A verdadeira essência da democracia fica prejudicada e acaba por alinear a desejável participação ativa dos cidadãos, que optam então por escolher a pior solução possível, a abstenção que todos deveriam combater.

por Alexandre Faria
Escritor, advogado e dirigente do Estoril Praia

A credito que a abstenção constitui o pior adversário político em qualquer eleição, assumindo uma relevância ainda maior nas eleições autárquicas, face à escolha de proximidade dos seus eleitos e porque estes atos eleitorais constituem o melhor modelo para desenvolver e harmonizar os valores de cidadania e de participação.

Também por estes motivos de intimidade e de subsidiariedade, as eleições autárquicas não escapam ao mal que se tem generalizado nos últimos anos, onde proliferam supostas opiniões de perfis falsos em redes sociais, fenómeno que continua desregulado e por punir com a devida severidade, tanto pela insolência fácil atrás de um teclado sem rosto, como pelas legiões de mercenários impertinentes que insultam com total impunidade.

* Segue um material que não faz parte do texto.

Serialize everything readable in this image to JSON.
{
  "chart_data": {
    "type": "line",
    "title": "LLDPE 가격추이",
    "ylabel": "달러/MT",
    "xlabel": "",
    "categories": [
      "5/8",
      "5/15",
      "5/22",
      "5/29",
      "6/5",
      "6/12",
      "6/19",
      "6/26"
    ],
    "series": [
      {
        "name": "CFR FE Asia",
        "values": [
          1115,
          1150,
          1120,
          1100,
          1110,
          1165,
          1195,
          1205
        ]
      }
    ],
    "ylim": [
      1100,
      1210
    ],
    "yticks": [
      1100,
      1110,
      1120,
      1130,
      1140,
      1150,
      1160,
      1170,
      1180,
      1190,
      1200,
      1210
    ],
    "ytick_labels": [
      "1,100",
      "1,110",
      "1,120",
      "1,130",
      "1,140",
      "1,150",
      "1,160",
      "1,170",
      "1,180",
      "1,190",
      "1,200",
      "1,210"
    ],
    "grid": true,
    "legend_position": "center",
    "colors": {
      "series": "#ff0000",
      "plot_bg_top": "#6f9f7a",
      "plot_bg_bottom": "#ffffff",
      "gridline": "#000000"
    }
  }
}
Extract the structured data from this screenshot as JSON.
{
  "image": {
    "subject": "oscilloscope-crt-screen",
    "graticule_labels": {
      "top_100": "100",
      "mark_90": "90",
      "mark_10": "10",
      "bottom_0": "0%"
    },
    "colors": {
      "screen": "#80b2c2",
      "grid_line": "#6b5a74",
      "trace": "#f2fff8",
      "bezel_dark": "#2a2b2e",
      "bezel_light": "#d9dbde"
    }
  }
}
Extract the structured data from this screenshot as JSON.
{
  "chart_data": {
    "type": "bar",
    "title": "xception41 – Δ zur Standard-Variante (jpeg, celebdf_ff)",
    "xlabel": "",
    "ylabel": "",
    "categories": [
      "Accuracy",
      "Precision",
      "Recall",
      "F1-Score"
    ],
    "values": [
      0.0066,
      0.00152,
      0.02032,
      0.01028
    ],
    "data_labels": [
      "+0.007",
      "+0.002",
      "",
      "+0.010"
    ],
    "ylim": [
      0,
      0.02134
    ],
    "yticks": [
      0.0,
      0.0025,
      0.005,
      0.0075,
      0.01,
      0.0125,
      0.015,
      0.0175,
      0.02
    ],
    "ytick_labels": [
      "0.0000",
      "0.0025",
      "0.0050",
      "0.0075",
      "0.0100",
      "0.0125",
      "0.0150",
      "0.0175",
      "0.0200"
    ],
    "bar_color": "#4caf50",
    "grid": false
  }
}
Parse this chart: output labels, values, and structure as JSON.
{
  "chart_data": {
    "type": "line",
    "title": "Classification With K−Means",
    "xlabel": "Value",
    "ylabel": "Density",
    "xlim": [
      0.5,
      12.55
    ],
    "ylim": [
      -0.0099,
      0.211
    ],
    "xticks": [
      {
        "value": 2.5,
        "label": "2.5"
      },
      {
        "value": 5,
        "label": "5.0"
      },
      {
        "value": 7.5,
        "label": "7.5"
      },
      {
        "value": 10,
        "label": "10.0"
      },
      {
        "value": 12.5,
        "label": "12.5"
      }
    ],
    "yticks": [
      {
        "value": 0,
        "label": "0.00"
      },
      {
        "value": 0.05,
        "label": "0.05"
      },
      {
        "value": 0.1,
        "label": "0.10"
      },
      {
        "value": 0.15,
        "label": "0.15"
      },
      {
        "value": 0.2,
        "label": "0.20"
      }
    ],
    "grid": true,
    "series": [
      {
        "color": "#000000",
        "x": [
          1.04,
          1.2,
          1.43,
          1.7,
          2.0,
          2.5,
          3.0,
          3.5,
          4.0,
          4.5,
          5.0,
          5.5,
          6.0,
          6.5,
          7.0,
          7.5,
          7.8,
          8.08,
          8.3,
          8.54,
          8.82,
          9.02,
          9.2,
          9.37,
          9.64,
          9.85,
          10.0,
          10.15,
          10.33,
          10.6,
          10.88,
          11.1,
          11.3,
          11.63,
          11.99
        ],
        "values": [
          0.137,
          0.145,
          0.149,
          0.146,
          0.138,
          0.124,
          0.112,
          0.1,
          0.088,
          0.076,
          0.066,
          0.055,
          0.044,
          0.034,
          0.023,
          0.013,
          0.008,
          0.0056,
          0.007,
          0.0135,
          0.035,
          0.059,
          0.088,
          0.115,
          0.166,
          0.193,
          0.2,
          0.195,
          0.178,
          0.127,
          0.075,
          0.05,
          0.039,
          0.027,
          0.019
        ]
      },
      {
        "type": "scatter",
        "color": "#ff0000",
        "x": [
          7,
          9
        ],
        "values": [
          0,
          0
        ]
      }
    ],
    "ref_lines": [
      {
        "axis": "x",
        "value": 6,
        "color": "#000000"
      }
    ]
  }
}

Na maioria dos casos, resumem-se a poucas pessoas facilmente detetáveis, que manobram vários perfis em simultâneo, de modo a parecerem uma multidão ruidosa, paga principescamente por candidaturas sem ideias ou projetos concretos para apresentar.

A verdadeira essência da democracia fica prejudicada e acaba por alinear a desejável participação ativa dos cidadãos, que optam então por escolher a pior solução possível, a abstenção que todos deveriam combater.

Se juntarmos os discursos belicistas e grosseiros de alguns candidatos, interessados em cavalgar as ondas que promovem a ignorância, deparamo-nos com uma fórmula explosiva que nega tudo o que foi conquistado pela liberdade e pela defesa dos valores democráticos.

Ao analisarmos os dados oficiais das últimas eleições autárquicas em Cascais, verificamos valores de abstenção de 56,46% em 2017, de 62% em 2013 e de 56% em 2009, o que significa que mais de metade dos eleitores deste concelho resolve inibir-se, sistematicamente, de participar no ato eleitoral mais significativo para a sua localidade. Trata-se de um cenário preocupante que deve merecer a atenção, a devida leitura e o contributo de todas as candidaturas, algo que merecia ser transversal em prol do desenvolvimento de um sentimento de comunidade. Mas, infelizmente, nem todos se preocupam, porque a ausência de participação também interessa a alguns.

Tem sido muito interessante e merecedor de estudo analisar a postura séria e elevada ao longo desta pré-campanha por parte da coligação Todos por Cascais, apoiada pelo PS, PAN e Livre. Focada em exclusivo no futuro de causas que os une e na defesa intransigente da participação na vida política, quer por parte dos eleitores em geral, quer dos seus próximos eleitos, tem conseguido manter-se à parte dos mais vis e cobardes ataques, tanto dos acima referidos mercenários sociais, envoltos numa ilusão de muitos, como daqueles que decidem vandalizar ou destruir cartazes nas vias públicas, por fazerem da devastação a sua prática política rotineira.

Ao não responder da mesma forma e por se preocupar tão-só com a defesa das suas convicções e projetos para o futuro da sua terra, que se pretende una, solidária, ambientalmente responsável e integradora entre o litoral e o interior, esta coligação Todos por Cascais está a constituir-se numa referência nacional de promoção da democracia, um exemplo a seguir na verdadeira democracia que todos acolhe. Porque nos tempos que correm, cada vez mais, o adversário político mais perigoso chama-se abstenção e são as causas que vencem eleições.